I will go back for a moment to the list of crimes where the judge has no discretion. The committee at the time had somewhat of a debate on that issue. Frankly, I support a certain level of judicial discretion but if, for whatever reason, the Parliament of Canada believes judicial discretion is not being exercised in a way that is appropriate in the judgment of parliamentarians, then I think it is quite appropriate for Parliament to remove that judicial discretion.
This is not for petty crime where the DNA must go to the data bank. This is not for shoplifting, nor is it for someone who is caught speeding. This is for murder, rape, attempted murder, conspiracy to commit murder and a whole list of other heinous crimes. I think it is quite appropriate that judges are required without discretion to ensure the DNA goes to the DNA data bank.

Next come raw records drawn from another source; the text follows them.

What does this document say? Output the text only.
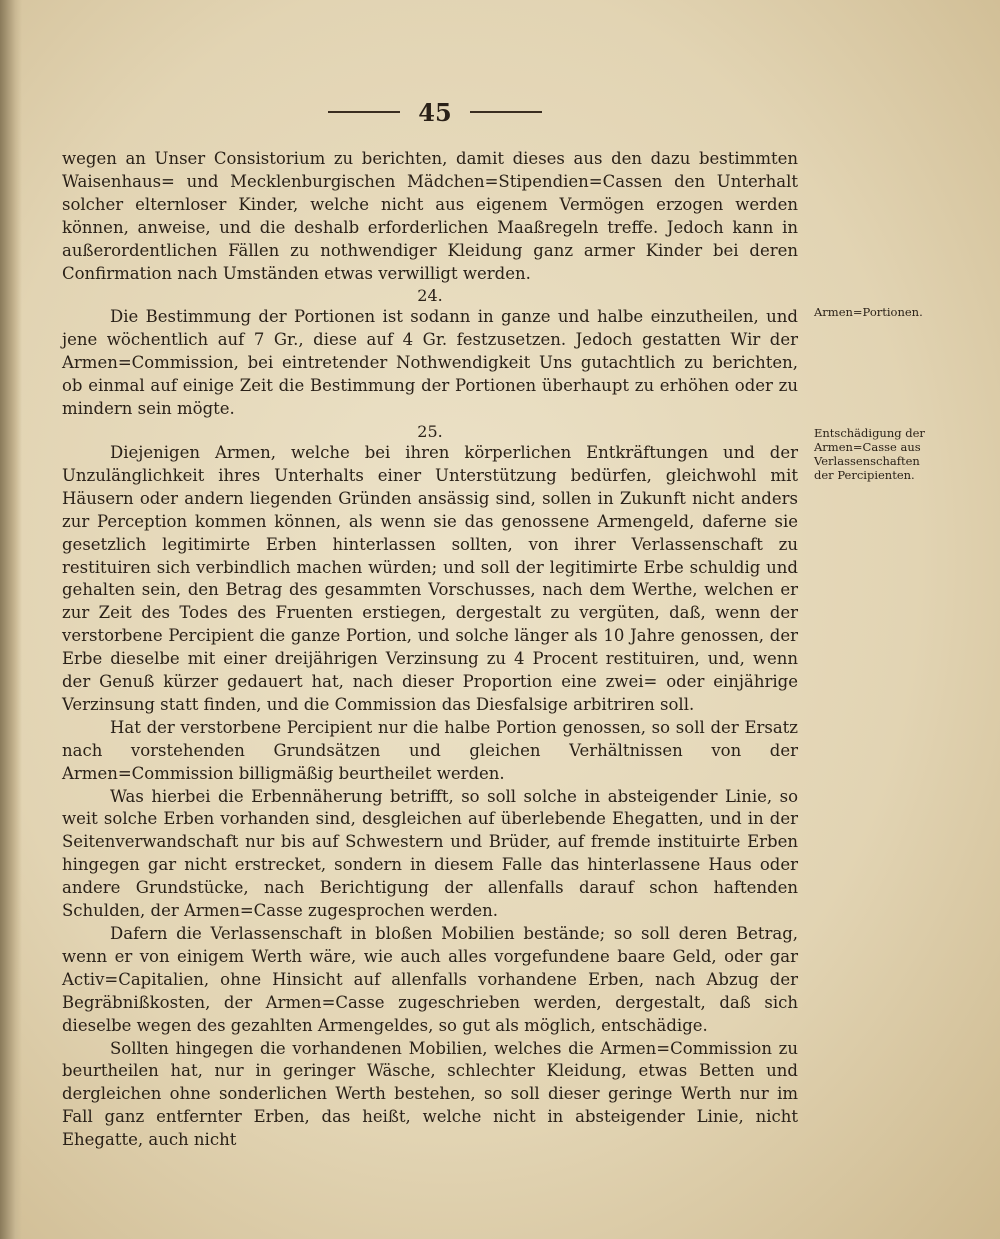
45

wegen an Unser Consistorium zu berichten, damit dieses aus den dazu bestimmten Waisenhaus= und Mecklenburgischen Mädchen=Stipendien=Cassen den Unterhalt solcher elternloser Kinder, welche nicht aus eigenem Vermögen erzogen werden können, anweise, und die deshalb erforderlichen Maaßregeln treffe. Jedoch kann in außerordentlichen Fällen zu nothwendiger Kleidung ganz armer Kinder bei deren Confirmation nach Umständen etwas verwilligt werden.

24.

Die Bestimmung der Portionen ist sodann in ganze und halbe einzutheilen, und jene wöchentlich auf 7 Gr., diese auf 4 Gr. festzusetzen. Jedoch gestatten Wir der Armen=Commission, bei eintretender Nothwendigkeit Uns gutachtlich zu berichten, ob einmal auf einige Zeit die Bestimmung der Portionen überhaupt zu erhöhen oder zu mindern sein mögte.

25.

Diejenigen Armen, welche bei ihren körperlichen Entkräftungen und der Unzulänglichkeit ihres Unterhalts einer Unterstützung bedürfen, gleichwohl mit Häusern oder andern liegenden Gründen ansässig sind, sollen in Zukunft nicht anders zur Perception kommen können, als wenn sie das genossene Armengeld, daferne sie gesetzlich legitimirte Erben hinterlassen sollten, von ihrer Verlassenschaft zu restituiren sich verbindlich machen würden; und soll der legitimirte Erbe schuldig und gehalten sein, den Betrag des gesammten Vorschusses, nach dem Werthe, welchen er zur Zeit des Todes des Fruenten erstiegen, dergestalt zu vergüten, daß, wenn der verstorbene Percipient die ganze Portion, und solche länger als 10 Jahre genossen, der Erbe dieselbe mit einer dreijährigen Verzinsung zu 4 Procent restituiren, und, wenn der Genuß kürzer gedauert hat, nach dieser Proportion eine zwei= oder einjährige Verzinsung statt finden, und die Commission das Diesfalsige arbitriren soll.

Hat der verstorbene Percipient nur die halbe Portion genossen, so soll der Ersatz nach vorstehenden Grundsätzen und gleichen Verhältnissen von der Armen=Commission billigmäßig beurtheilet werden.

Was hierbei die Erbennäherung betrifft, so soll solche in absteigender Linie, so weit solche Erben vorhanden sind, desgleichen auf überlebende Ehegatten, und in der Seitenverwandschaft nur bis auf Schwestern und Brüder, auf fremde instituirte Erben hingegen gar nicht erstrecket, sondern in diesem Falle das hinterlassene Haus oder andere Grundstücke, nach Berichtigung der allenfalls darauf schon haftenden Schulden, der Armen=Casse zugesprochen werden.

Dafern die Verlassenschaft in bloßen Mobilien bestände; so soll deren Betrag, wenn er von einigem Werth wäre, wie auch alles vorgefundene baare Geld, oder gar Activ=Capitalien, ohne Hinsicht auf allenfalls vorhandene Erben, nach Abzug der Begräbnißkosten, der Armen=Casse zugeschrieben werden, dergestalt, daß sich dieselbe wegen des gezahlten Armengeldes, so gut als möglich, entschädige.

Sollten hingegen die vorhandenen Mobilien, welches die Armen=Commission zu beurtheilen hat, nur in geringer Wäsche, schlechter Kleidung, etwas Betten und dergleichen ohne sonderlichen Werth bestehen, so soll dieser geringe Werth nur im Fall ganz entfernter Erben, das heißt, welche nicht in absteigender Linie, nicht Ehegatte, auch nicht

Armen=Portionen.
Entschädigung der Armen=Casse aus Verlassenschaften der Percipienten.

Another example of one of the technical amendments to this bill that is before us today is to simplify the procedure to destroy samples taken from those convicted of an offence not intended to be included in the DNA data bank. Again, it is somewhat a procedural but an important procedure so that samples can be destroyed if they are not intended to be included in the data bank.
When we get into DNA there is often this debate, a debate we had in committee as well, about the privacy issues of Canadians. Privacy is an important aspect that we need to consider as parliamentarians.
I do not pretend to reflect the views of all Canadians on this point, but if someone wants to take a follicle of my hair and put it into a DNA data bank, frankly, I say go to it. However, I understand and respect that some people might see this as impacting their privacy, which is why the legislation that we bring before Parliament needs to be mindful of those considerations. We need to ensure that only DNA that is required by legislation and that meets certain tests of Parliament is actually proceeded with.
Another example of one of the technical changes in this bill is to help to ensure that the DNA data bank orders can be carried out even when, for logistical reasons, it may not be possible to take the sample at the precise time set out in the order. Again, this is somewhat procedural. Unfortunately, there is a whole body of jurisprudence and lawyers who will try to find reasons why their client should not be required to submit a DNA sample. They might say that they could not comply with the order in the timelines provided in the order.
This provision makes it clear that even though it is not at the precise time that is laid out in the order, the DNA must be presented.
It also clarifies definitions in procedures for obtaining a DNA data bank order and for sharing information with international law enforcement partners. There is a whole range of sharing of information that goes on between Interpol and other law enforcement agencies around the world and one has to be mindful of the privacy concerns of Canadians. This amendment makes it clear what the rules are for the sharing of that sort of information.
I hope the House passes this bill. It would be helpful to our law and order agencies to prosecute and prevent crimes. I am sure our party will work with all sides of the House to ensure the speedy passage of this bill. I will be supporting the bill and I hope others will as well.